Transitioning to predictive maintenance
Most OEMs are stuck with proactive or condition-based maintenance. Like predictive maintenance, both proactive and condition-based maintenance are used to minimize equipment downtime by performing maintenance work only when it is needed.
However, predictive maintenance evolves proactive or condition-based maintenance through machine learning and connected sensors that measure vibration, temperature, and other aspects to precisely determine when maintenance work is required.
This ability to predict equipment failure enables OEMs to reduce storage costs as they will need to keep fewer parts in stock and only order them when they know they will be needed. Additionally, predictive maintenance significantly reduces and sometimes even eliminates equipment breakdowns, which results in increased production, sales, and customer satisfaction. And this, of course, translates to greater revenue and ROI.

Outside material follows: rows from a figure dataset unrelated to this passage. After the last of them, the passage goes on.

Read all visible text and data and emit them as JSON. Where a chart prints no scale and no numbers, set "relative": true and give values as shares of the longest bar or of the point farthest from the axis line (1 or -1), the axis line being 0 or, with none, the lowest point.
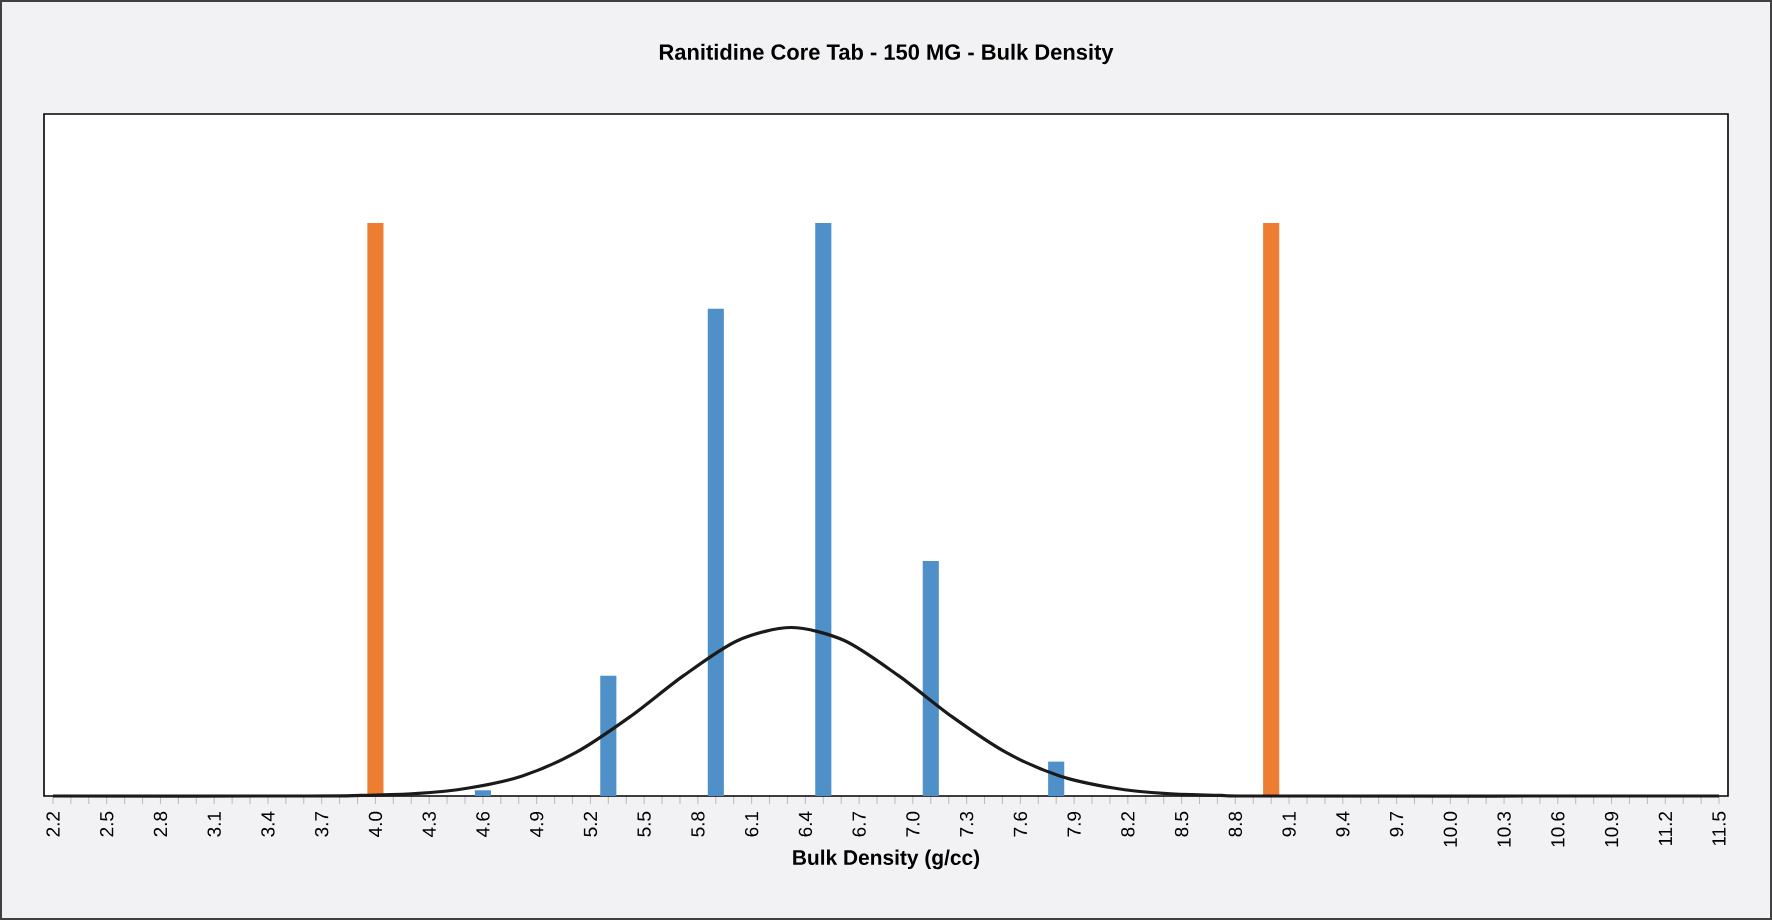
{
  "chart_data": {
    "type": "bar",
    "title": "Ranitidine Core Tab - 150 MG - Bulk Density",
    "xlabel": "Bulk Density (g/cc)",
    "relative": true,
    "xlim": [
      2.15,
      11.55
    ],
    "xticks": [
      2.2,
      {
        "value": 2.3,
        "label": null
      },
      {
        "value": 2.4,
        "label": null
      },
      2.5,
      {
        "value": 2.6,
        "label": null
      },
      {
        "value": 2.7,
        "label": null
      },
      2.8,
      {
        "value": 2.9,
        "label": null
      },
      {
        "value": 3.0,
        "label": null
      },
      3.1,
      {
        "value": 3.2,
        "label": null
      },
      {
        "value": 3.3,
        "label": null
      },
      3.4,
      {
        "value": 3.5,
        "label": null
      },
      {
        "value": 3.6,
        "label": null
      },
      3.7,
      {
        "value": 3.8,
        "label": null
      },
      {
        "value": 3.9,
        "label": null
      },
      {
        "value": 4,
        "label": "4.0"
      },
      {
        "value": 4.1,
        "label": null
      },
      {
        "value": 4.2,
        "label": null
      },
      4.3,
      {
        "value": 4.4,
        "label": null
      },
      {
        "value": 4.5,
        "label": null
      },
      4.6,
      {
        "value": 4.7,
        "label": null
      },
      {
        "value": 4.8,
        "label": null
      },
      4.9,
      {
        "value": 5.0,
        "label": null
      },
      {
        "value": 5.1,
        "label": null
      },
      5.2,
      {
        "value": 5.3,
        "label": null
      },
      {
        "value": 5.4,
        "label": null
      },
      5.5,
      {
        "value": 5.6,
        "label": null
      },
      {
        "value": 5.7,
        "label": null
      },
      5.8,
      {
        "value": 5.9,
        "label": null
      },
      {
        "value": 6.0,
        "label": null
      },
      6.1,
      {
        "value": 6.2,
        "label": null
      },
      {
        "value": 6.3,
        "label": null
      },
      6.4,
      {
        "value": 6.5,
        "label": null
      },
      {
        "value": 6.6,
        "label": null
      },
      6.7,
      {
        "value": 6.8,
        "label": null
      },
      {
        "value": 6.9,
        "label": null
      },
      {
        "value": 7,
        "label": "7.0"
      },
      {
        "value": 7.1,
        "label": null
      },
      {
        "value": 7.2,
        "label": null
      },
      7.3,
      {
        "value": 7.4,
        "label": null
      },
      {
        "value": 7.5,
        "label": null
      },
      7.6,
      {
        "value": 7.7,
        "label": null
      },
      {
        "value": 7.8,
        "label": null
      },
      7.9,
      {
        "value": 8.0,
        "label": null
      },
      {
        "value": 8.1,
        "label": null
      },
      8.2,
      {
        "value": 8.3,
        "label": null
      },
      {
        "value": 8.4,
        "label": null
      },
      8.5,
      {
        "value": 8.6,
        "label": null
      },
      {
        "value": 8.7,
        "label": null
      },
      8.8,
      {
        "value": 8.9,
        "label": null
      },
      {
        "value": 9.0,
        "label": null
      },
      9.1,
      {
        "value": 9.2,
        "label": null
      },
      {
        "value": 9.3,
        "label": null
      },
      9.4,
      {
        "value": 9.5,
        "label": null
      },
      {
        "value": 9.6,
        "label": null
      },
      9.7,
      {
        "value": 9.8,
        "label": null
      },
      {
        "value": 9.9,
        "label": null
      },
      {
        "value": 10,
        "label": "10.0"
      },
      {
        "value": 10.1,
        "label": null
      },
      {
        "value": 10.2,
        "label": null
      },
      10.3,
      {
        "value": 10.4,
        "label": null
      },
      {
        "value": 10.5,
        "label": null
      },
      10.6,
      {
        "value": 10.7,
        "label": null
      },
      {
        "value": 10.8,
        "label": null
      },
      10.9,
      {
        "value": 11.0,
        "label": null
      },
      {
        "value": 11.1,
        "label": null
      },
      11.2,
      {
        "value": 11.3,
        "label": null
      },
      {
        "value": 11.4,
        "label": null
      },
      11.5
    ],
    "series": [
      {
        "color": "#4f90c8",
        "x": [
          4.6,
          5.3,
          5.9,
          6.5,
          7.1,
          7.8
        ],
        "values": [
          0.01,
          0.21,
          0.85,
          1,
          0.41,
          0.06
        ]
      },
      {
        "color": "#ed7d31",
        "x": [
          4.0,
          9.0
        ],
        "values": [
          1,
          1
        ]
      },
      {
        "type": "line",
        "color": "#1a1a1a",
        "x": [
          2.2,
          3.62,
          3.92,
          4.22,
          4.52,
          4.82,
          5.12,
          5.42,
          5.72,
          6.02,
          6.32,
          6.62,
          6.92,
          7.22,
          7.52,
          7.82,
          8.12,
          8.42,
          8.72,
          9.02,
          11.5
        ],
        "values": [
          0,
          0,
          0.001,
          0.004,
          0.014,
          0.035,
          0.076,
          0.138,
          0.21,
          0.271,
          0.294,
          0.271,
          0.21,
          0.138,
          0.076,
          0.035,
          0.014,
          0.004,
          0.001,
          0,
          0
        ]
      }
    ]
  }
}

So, if predictive maintenance is better and more profitable than proactive and condition-based monitoring, why are so many OEMs struggling to implement it? Because, while predictive maintenance is advanced, it’s also costly. To implement this maintenance strategy, OEMs need to make significant investments in technology and labor.
It may not make sense to everyone to invest in predictive maintenance. For example, if the equipment is not expensive or if strict health and safety norms are not required, it could make more sense to invest in proactive or condition-based maintenance. Before investing in predictive maintenance, OEMs need to consider the approximate value of their machinery, equipment history, the type of technology needed, and talent acquisition to ensure the right experts are available.
For those who lack the necessary resources, predictive maintenance is a distant dream. However, for bigger OEMs, the process of implementing predictive maintenance has already begun. By 2024, the global predictive maintenance market is expected to reach around $23.5 billion, with an annual growth rate of nearly 40%.
Considering the global pandemic that has reset the rules in the B2B landscape and acknowledging the advantages created by predicting machine failures, predictive maintenance is likely to become the preferred way to address incidents as safely and reliably as possible in the near future.